Sujet : Re: May a string span multiple, independent objects?
De : jameskuyper (at) *nospam* alumni.caltech.edu (James Kuyper)
Groupes : comp.std.cDate : 03. Jul 2024, 17:11:25
Autres entêtes
Organisation : A noiseless patient Spider
Message-ID : <v63t7d$28fl8$4@dont-email.me>
References : 1 2
User-Agent : Mozilla Thunderbird
On 7/3/24 11:23, Hans-Bernhard Bröker wrote:
Am 03.07.2024 um 16:31 schrieb Vincent Lefevre:
ISO C17 (and C23 draft) 7.1.1 defines a string as follows: "A string
is a contiguous sequence of characters terminated by and including
the first null character."
>
But may a string span multiple, independent objects that happens
to be contiguous in memory?
>
For instance, is the following program valid and what does the ISO C
standard say about that?
Comparing pointers pointing at distinct objects is already invalid (for
some interpretation of "invalid")
Comparison of valid pointers that point at distinct objects has
well-defined behavior.
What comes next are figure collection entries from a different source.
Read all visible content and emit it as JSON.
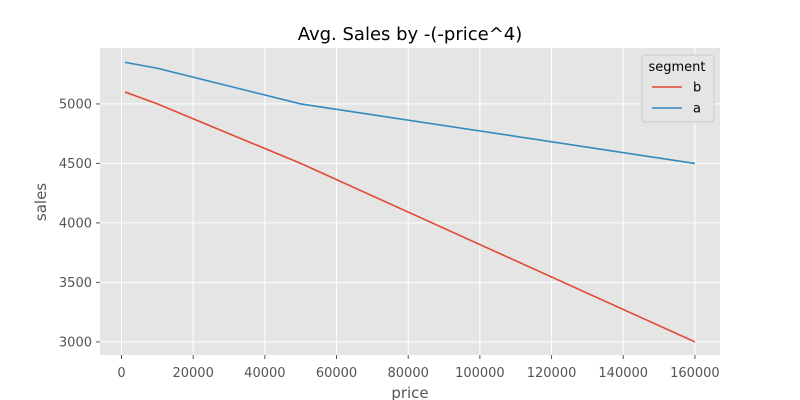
{
  "chart_data": {
    "type": "line",
    "title": "Avg. Sales by -(-price^4)",
    "xlabel": "price",
    "ylabel": "sales",
    "xlim": [
      -6000,
      167000
    ],
    "ylim": [
      2890,
      5470
    ],
    "x_ticks": [
      0,
      20000,
      40000,
      60000,
      80000,
      100000,
      120000,
      140000,
      160000
    ],
    "y_ticks": [
      3000,
      3500,
      4000,
      4500,
      5000
    ],
    "grid": true,
    "legend": {
      "title": "segment",
      "position": "top-right"
    },
    "series": [
      {
        "name": "b",
        "color": "#E24A33",
        "x": [
          1000,
          10000,
          50000,
          160000
        ],
        "y": [
          5100,
          5000,
          4500,
          3000
        ]
      },
      {
        "name": "a",
        "color": "#348ABD",
        "x": [
          1000,
          10000,
          50000,
          160000
        ],
        "y": [
          5350,
          5300,
          5000,
          4500
        ]
      }
    ]
  }
}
Such operations would be pretty useless if that
weren't the case, since they only compare the locations of those objects
- if they were allowed only for objects that are not distinct, the
locations would necessarily be the same, so, ==, <= and >= would always
return true, and !=, <, and > would always return false.
Furthermore, comparison for equality (as opposed to comparison for
relative order) is permitted even for objects that aren't sub-objects of
the same larger object. The problems with such code involves
incrementing and dereferencing such pointers, not comparing them.